L’épisode de Muyebe a été reconstitué avec les récits recueillis par M. Patience Koribirama auprès de personnes, adultes et résidents de la commune Musigati au moment des faits. Il a été complété à l’aide de la documentation rare sur le même sujet[6]. Les faits rapportés soulèvent plusieurs questions, sans réponse dans l’ouvrage. Qu’à cela ne tienne, ils témoignent une fois de plus de la psychologie complexe et perverse des acteurs burundais de violence sur les scènes de génocides "réciproqués". Ici, le fameux « triangle de Karpman » aux trois pôles dynamiques et interchangeables (bourreau, victime, sauveur) est sans application. Les pôles fusionnent. Dans l'esprit comme dans les actes, les statuts se confondent et s’embrouillent avec perfidie. Le bourreau agit en se drapant dans un rôle tantôt de victime, tantôt de sauveur. La victime communie avec le bourreau dans le supplice d’une autre victime et dans cet instant, s’identifie plus au bourreau qu’à la victime, etc. Au final, le drame fermente dans l’humanité reniée à la victime, traitée en bourreau, réel ou potentiel, par sa simple naissance, sa descendance.
Créée en mai 2014 et lancée officiellement en décembre de la même année, la Commission Vérité et Réconciliation (CVR) du Burundi est chargée d’enquêter sur les violences graves et traumatiques du passé. Sa mission ultime et fondamentale consiste à lancer la dynamique et le chantier d’une réconciliation profonde et durable. Son champ spatial et temporel (46 ans: 1962-2008 !) de compétence est semé de crimes, d'agonies et de douleurs. Lors de ses audiences publiques, des milliers de Burundais reconnaîtront sans doute leur propre vécu dans les récits d’infortune qui se succéderont, tant ils se ressemblent. Mais un siècle entier ne suffirait pas à la CVR pour écouter et absorber avec patience et compassion le conte des malheurs de toutes les victimes de violences et d’injustices du pays. Un tri ingénieux et stratégique s’impose.
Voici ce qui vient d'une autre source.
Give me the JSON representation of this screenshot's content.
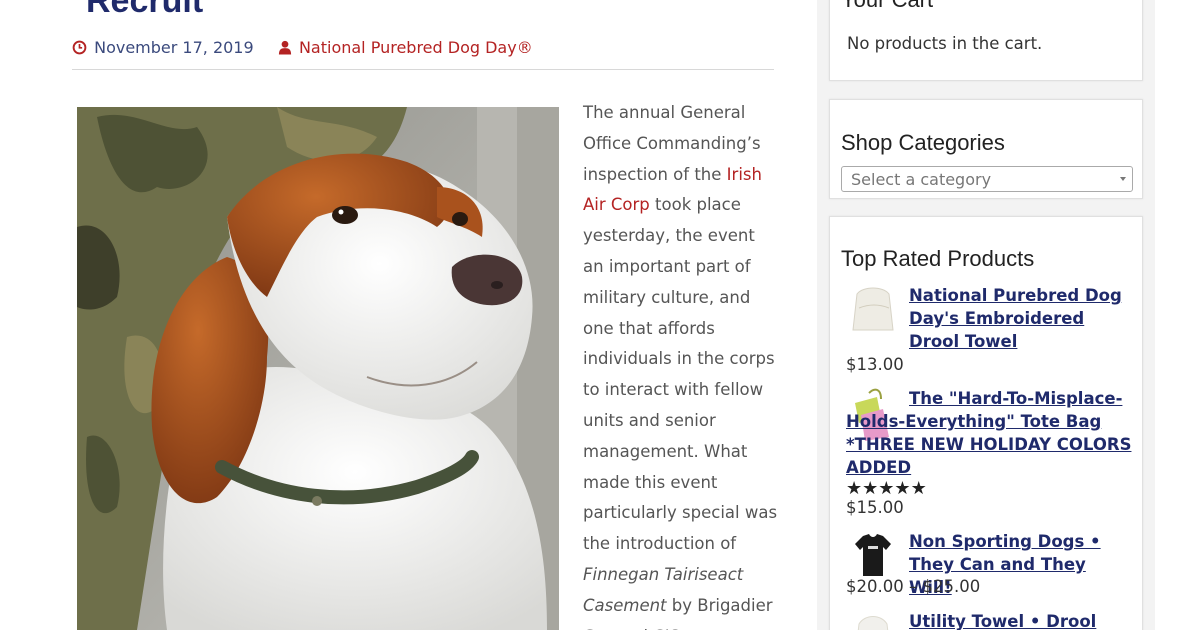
{
  "post": {
    "title": "Recruit",
    "date": "November 17, 2019",
    "category": "National Purebred Dog Day®",
    "photo_alt": "Irish Red and White Setter",
    "body": {
      "p1": "The annual General Office Commanding’s inspection of the",
      "link": "Irish Air Corp",
      "p2": "took place yesterday, the event an important part of military culture, and one that affords individuals in the corps to interact with fellow units and senior management. What made this event particularly special was the introduction of",
      "italic": "Finnegan Tairiseact Casement",
      "p3": "by Brigadier General CJS..."
    }
  },
  "sidebar": {
    "cart": {
      "title": "Your Cart",
      "empty": "No products in the cart."
    },
    "shop": {
      "title": "Shop Categories",
      "select_placeholder": "Select a category"
    },
    "top_rated": {
      "title": "Top Rated Products",
      "items": [
        {
          "name": "National Purebred Dog Day's Embroidered Drool Towel",
          "price": "$13.00",
          "thumb_icon": "towel-icon"
        },
        {
          "name": "The \"Hard-To-Misplace-Holds-Everything\" Tote Bag *THREE NEW HOLIDAY COLORS ADDED",
          "price": "$15.00",
          "rating": 5,
          "thumb_icon": "tote-bag-icon"
        },
        {
          "name": "Non Sporting Dogs • They Can and They Will!",
          "price": "$20.00 – $25.00",
          "thumb_icon": "tshirt-icon"
        },
        {
          "name": "Utility Towel • Drool Rag •",
          "price": "",
          "thumb_icon": "towel-icon"
        }
      ]
    }
  },
  "colors": {
    "title": "#1f2a6b",
    "accent": "#b42323",
    "meta_date": "#3b4a7d",
    "text": "#555555"
  },
  "icons": {
    "date": "clock-icon",
    "category": "user-icon",
    "select_arrow": "chevron-down-icon",
    "star": "star-icon"
  }
}
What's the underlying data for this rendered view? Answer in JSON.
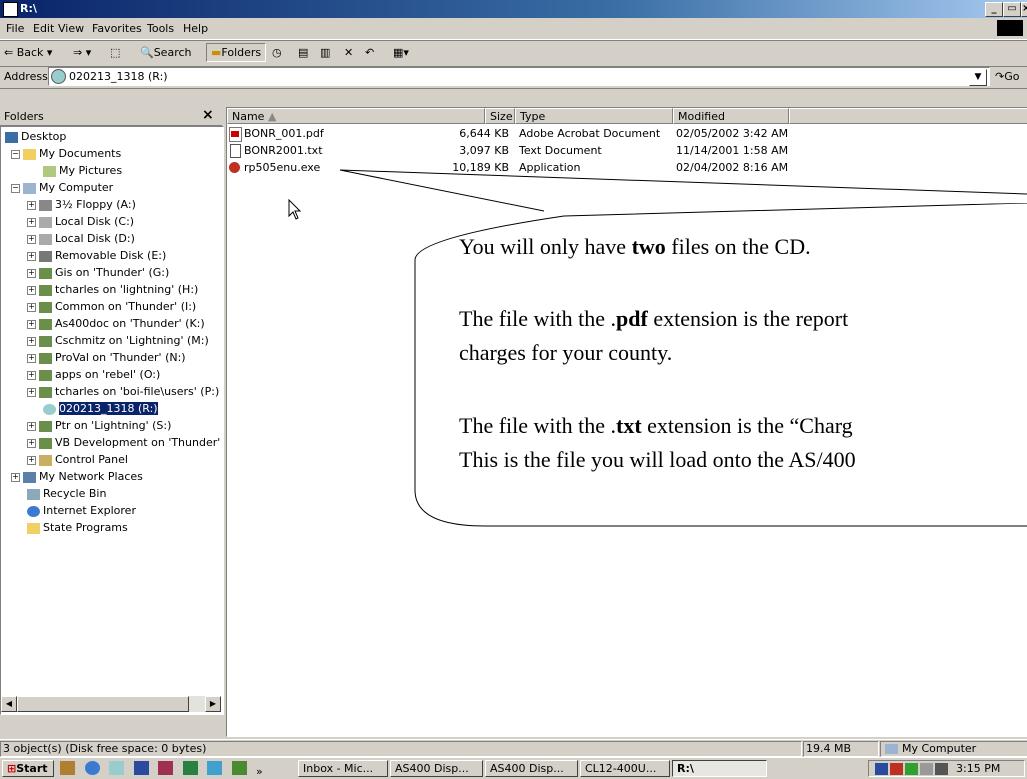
{
  "window": {
    "title": "R:\\",
    "min": "_",
    "max": "▭",
    "close": "×"
  },
  "menu": [
    "File",
    "Edit",
    "View",
    "Favorites",
    "Tools",
    "Help"
  ],
  "toolbar": {
    "back": "Back",
    "search": "Search",
    "folders": "Folders"
  },
  "address": {
    "label": "Address",
    "value": "020213_1318 (R:)",
    "go": "Go"
  },
  "folders_pane": {
    "title": "Folders",
    "close": "×",
    "items": [
      {
        "label": "Desktop"
      },
      {
        "label": "My Documents"
      },
      {
        "label": "My Pictures"
      },
      {
        "label": "My Computer"
      },
      {
        "label": "3½ Floppy (A:)"
      },
      {
        "label": "Local Disk (C:)"
      },
      {
        "label": "Local Disk (D:)"
      },
      {
        "label": "Removable Disk (E:)"
      },
      {
        "label": "Gis on 'Thunder' (G:)"
      },
      {
        "label": "tcharles on 'lightning' (H:)"
      },
      {
        "label": "Common on 'Thunder' (I:)"
      },
      {
        "label": "As400doc on 'Thunder' (K:)"
      },
      {
        "label": "Cschmitz on 'Lightning' (M:)"
      },
      {
        "label": "ProVal on 'Thunder' (N:)"
      },
      {
        "label": "apps on 'rebel' (O:)"
      },
      {
        "label": "tcharles on 'boi-file\\users' (P:)"
      },
      {
        "label": "020213_1318 (R:)"
      },
      {
        "label": "Ptr on 'Lightning' (S:)"
      },
      {
        "label": "VB Development on 'Thunder' ("
      },
      {
        "label": "Control Panel"
      },
      {
        "label": "My Network Places"
      },
      {
        "label": "Recycle Bin"
      },
      {
        "label": "Internet Explorer"
      },
      {
        "label": "State Programs"
      }
    ]
  },
  "list": {
    "columns": [
      "Name",
      "Size",
      "Type",
      "Modified"
    ],
    "sort_arrow": "▲",
    "rows": [
      {
        "name": "BONR_001.pdf",
        "size": "6,644 KB",
        "type": "Adobe Acrobat Document",
        "modified": "02/05/2002 3:42 AM"
      },
      {
        "name": "BONR2001.txt",
        "size": "3,097 KB",
        "type": "Text Document",
        "modified": "11/14/2001 1:58 AM"
      },
      {
        "name": "rp505enu.exe",
        "size": "10,189 KB",
        "type": "Application",
        "modified": "02/04/2002 8:16 AM"
      }
    ]
  },
  "callout": {
    "line1_a": "You will only have ",
    "line1_b": "two",
    "line1_c": " files on the CD.",
    "line2_a": "The file with the .",
    "line2_b": "pdf",
    "line2_c": " extension is the report",
    "line3": "charges for your county.",
    "line4_a": "The file with the .",
    "line4_b": "txt",
    "line4_c": " extension is the “Charg",
    "line5": "This is the file you will load onto the AS/400"
  },
  "status": {
    "left": "3 object(s) (Disk free space: 0 bytes)",
    "size": "19.4 MB",
    "zone": "My Computer"
  },
  "taskbar": {
    "start": "Start",
    "more": "»",
    "tasks": [
      "Inbox - Mic...",
      "AS400 Disp...",
      "AS400 Disp...",
      "CL12-400U...",
      "R:\\"
    ],
    "clock": "3:15 PM"
  },
  "colors": {
    "title_start": "#0a246a",
    "title_end": "#a6caf0",
    "selection": "#0a246a",
    "face": "#d4d0c8"
  }
}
La rétrospection doit surtout permettre d’apaiser le présent et non de lui tendre des embuscades. Elle doit aplanir la voie du futur. Au-delà de leurs vertus cathartiques, les récits et les confessions publics à privilégier devant la CVR devraient être ceux qui encouragent le mieux les Burundais à une démarche d’introspection et d’analyse de leur propre conscience, sans hypocrisie et dans ce qu’elle peut exprimer de positif et de négatif par la pensée et par les actes. Car à force d’infortunes graves, traumatiques et répétées, sans recours ni secours possibles, les normes de valeurs se déplacent imperceptiblement et s’inversent. Des comportements déviants sont pris en modèles. Le menteur est « intelligent ». L’honnête, le généreux sont « bêtes ». La violée est coupable. A la longue et par une sorte de chirurgie esthétique de la conscience, ces dérives se compensent chez certains en spiritualité expiatoire, creuse, mécanique, cosmétique et ostentatoire, en taciturnités morbides, etc.
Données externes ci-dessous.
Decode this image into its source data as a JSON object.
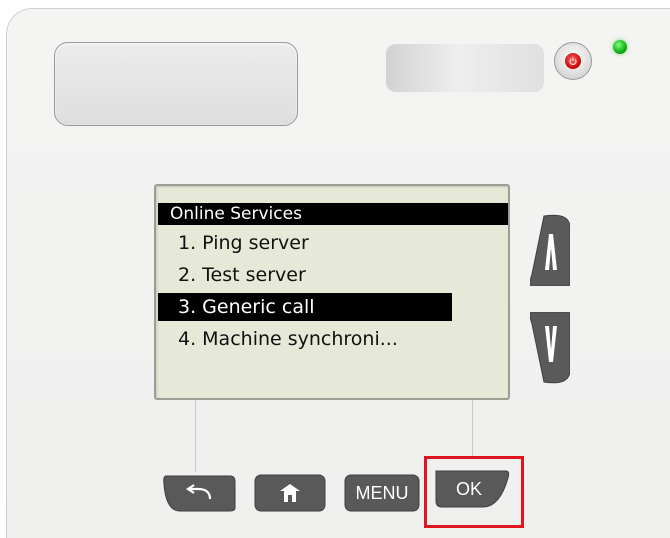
{
  "screen": {
    "title": "Online Services",
    "items": [
      {
        "label": "1. Ping server",
        "selected": false
      },
      {
        "label": "2. Test server",
        "selected": false
      },
      {
        "label": "3. Generic call",
        "selected": true
      },
      {
        "label": "4. Machine synchroni...",
        "selected": false
      }
    ]
  },
  "buttons": {
    "menu_label": "MENU",
    "ok_label": "OK"
  },
  "colors": {
    "highlight": "#e0161e",
    "led": "#18b318",
    "power": "#d00c0c",
    "lcd_background": "#e6e8d8"
  },
  "icons": {
    "back": "back-arrow-icon",
    "home": "home-icon",
    "up": "up-arrow-icon",
    "down": "down-arrow-icon",
    "power": "power-icon"
  }
}
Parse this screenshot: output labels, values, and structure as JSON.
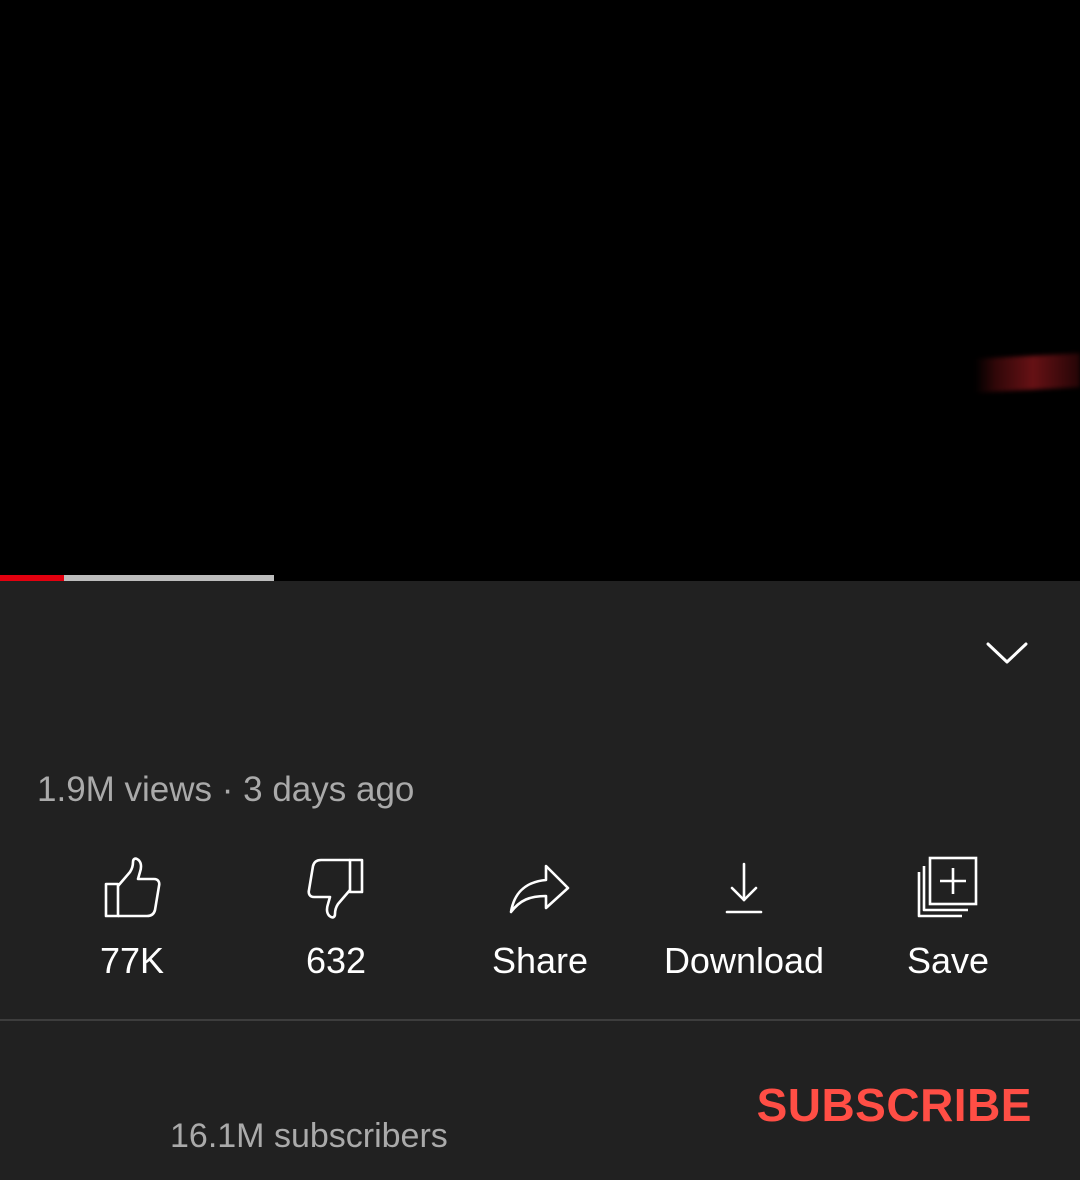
{
  "player": {
    "progress_played_fraction": 0.059,
    "progress_buffered_fraction": 0.254,
    "played_color": "#e3000f",
    "buffer_color": "#bdbdbd"
  },
  "expand": {
    "icon": "chevron-down-icon"
  },
  "video": {
    "meta": "1.9M views · 3 days ago"
  },
  "actions": [
    {
      "id": "like",
      "icon": "thumbs-up-icon",
      "label": "77K"
    },
    {
      "id": "dislike",
      "icon": "thumbs-down-icon",
      "label": "632"
    },
    {
      "id": "share",
      "icon": "share-icon",
      "label": "Share"
    },
    {
      "id": "download",
      "icon": "download-icon",
      "label": "Download"
    },
    {
      "id": "save",
      "icon": "save-to-playlist-icon",
      "label": "Save"
    }
  ],
  "channel": {
    "subscribers": "16.1M subscribers",
    "subscribe_label": "SUBSCRIBE",
    "subscribe_color": "#ff4e45"
  }
}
Parallèlement, la CVR gagnerait aussi à revisiter les phénomènes et les faits d’hier qui peuvent éclairer les enjeux de gouvernance et de réforme institutionnelle, les influences géopolitiques, etc. En tout, la narration des faits ne doit pas servir les penchants inquisiteurs, les commandes expresses de réquisitoire à visée politicienne et démagogique. Elle devrait servir à identifier et comprendre les pensées, les esprits et les mécanismes qui sous-tendent les maux vécus qui se reproduisent à l’infini, en changeant de costume et de masque. Enquêter dans le but de nommer et d’accuser n’est pas vain, sans doute. Mais chercher en plus à comprendre est ce qui fera que la CVR ne soit pas un Tribunal de l’Inquisition. Par exemple, enquêter sur le coup d’Etat de 1993 ne doit pas avoir pour seul but d’identifier les méchants à envoyer à la potence. Il doit aussi aider à connecter ce Coup à l’onde de choc, réelle ou présumée, que fut la tentative de putsch du 13 mai 2015.
Ce 29 avril 2017, les « événements de 1972 » reviendront sur le devant de la scène. Ce ne sera que justice. Un 45ème anniversaire, certes, mais pas une 45ème commémoration officielle, ce tournant de l’histoire restant marginalisé des célébrations nationales. Sans surprise, les circonstances politiques du moment donnent des ailes à ceux qui, hélas, tentent de plus en plus, sous les roulements de tambours, de cultiver une mémoire des événements de 1972, rancunière et vengeresse, bipolaire et manichéenne à dessein. Cette culture de la mémoire, au pesticide cancérogène, la rend vaine. Elle ne prolonge pas la vie du Burundi. Elle prolonge sa mort.